Doctoral, Postdoctoral or research engineer positions for the HCI Sorbonne group (Human Computer Interaction)
Context:
We have multiple postdoctoral and engineering positions in the HCI group (https://hci.isir.upmc.fr) at Sorbonne Université, Paris, France.
Missions:
We are searching for curious minds who want to conduct cutting-edge research at the intersection of HCI with VR, Haptics, Robotics or AI. Possible topics/areas of research are:
- Novel Interaction techniques in VR,
- VR and haptics for gaming or training,
- Computational models for learning, decision making and human performance,
- AI-based recommendation systems.
Some of our previous work in these areas:
- CoVR (UIST21): https://dl.acm.org/doi/10.1145/3379337.3415891
- AI-based Recommendation systems (CSCW 21): https://dl.acm.org/doi/abs/10.1145/3476068?sid=SCITRUS
- Adapting UIs with Reinforcement Learning (CHI 21): https://dl.acm.org/doi/abs/10.1145/3411764.3445497
- Mixed Control of Robotic systems (CHI 20): https://dl.acm.org/doi/10.1145/3313831.3376795
Required profile:
For the postdoctoral position, a Phd degree in Computer science, HCI or other field related to our research areas is required.
Required skills:
- strong programming and analytical skills,
- strong background in at least one of the following areas (HCI, VR, Haptics, Robotics, AI).
More information :
- Type of position: Postdoctoral or Research Engineer position
- Start date: as soon as possible
- Duration: 1 to 2 years
- Level of study required: Master 2 (for engineer), PhD (for post-doc)

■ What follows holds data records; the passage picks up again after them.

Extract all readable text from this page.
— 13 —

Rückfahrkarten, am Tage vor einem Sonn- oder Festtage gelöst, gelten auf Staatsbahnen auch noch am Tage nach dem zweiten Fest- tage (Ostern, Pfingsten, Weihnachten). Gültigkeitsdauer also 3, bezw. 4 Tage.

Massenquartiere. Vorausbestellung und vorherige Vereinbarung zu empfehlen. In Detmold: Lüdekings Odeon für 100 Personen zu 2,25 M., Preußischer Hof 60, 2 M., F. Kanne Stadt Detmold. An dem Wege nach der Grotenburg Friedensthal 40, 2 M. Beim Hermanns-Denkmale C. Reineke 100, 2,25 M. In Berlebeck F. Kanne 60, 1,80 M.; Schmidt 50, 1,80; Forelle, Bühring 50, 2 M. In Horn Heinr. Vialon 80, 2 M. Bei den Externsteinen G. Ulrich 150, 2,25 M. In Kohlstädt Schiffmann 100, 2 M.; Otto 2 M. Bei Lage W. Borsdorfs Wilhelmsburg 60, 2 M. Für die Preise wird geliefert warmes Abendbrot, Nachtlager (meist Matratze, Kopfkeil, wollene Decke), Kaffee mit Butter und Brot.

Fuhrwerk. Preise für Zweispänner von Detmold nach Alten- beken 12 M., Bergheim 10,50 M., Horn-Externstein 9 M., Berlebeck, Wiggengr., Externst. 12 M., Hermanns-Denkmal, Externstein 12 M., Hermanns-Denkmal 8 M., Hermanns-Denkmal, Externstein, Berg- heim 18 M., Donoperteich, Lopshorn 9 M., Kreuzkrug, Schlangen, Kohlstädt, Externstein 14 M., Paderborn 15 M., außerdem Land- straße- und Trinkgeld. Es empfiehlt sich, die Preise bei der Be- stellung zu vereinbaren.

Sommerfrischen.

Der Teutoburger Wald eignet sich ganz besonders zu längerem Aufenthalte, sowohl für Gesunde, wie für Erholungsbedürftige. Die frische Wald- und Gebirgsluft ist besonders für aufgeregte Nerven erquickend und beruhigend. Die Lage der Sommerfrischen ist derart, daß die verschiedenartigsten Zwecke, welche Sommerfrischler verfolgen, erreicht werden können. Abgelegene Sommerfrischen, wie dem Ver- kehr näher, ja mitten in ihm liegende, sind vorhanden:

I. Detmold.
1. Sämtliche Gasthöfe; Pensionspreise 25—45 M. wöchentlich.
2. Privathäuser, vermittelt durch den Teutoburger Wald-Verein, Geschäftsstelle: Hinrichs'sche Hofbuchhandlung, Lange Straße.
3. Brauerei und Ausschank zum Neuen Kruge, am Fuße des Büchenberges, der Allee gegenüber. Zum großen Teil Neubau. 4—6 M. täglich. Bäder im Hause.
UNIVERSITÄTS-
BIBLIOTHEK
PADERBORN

- Location: ISIR (Institut des Systèmes Intelligents et de Robotique), Campus Pierre et Marie Curie, 4 place Jussieu, 75005 Paris.
Contacts:
- Gilles Bailly et Sinan Haliyo
- Email : gilles.bailly(at)sorbonne-universite.fr ; sinan.haliyo(at)sorbonne-universite.fr
- Application: Send your application by email, with a CV and a cover letter.
- Application deadline: None
Internship offers
There are no internship offers at the moment.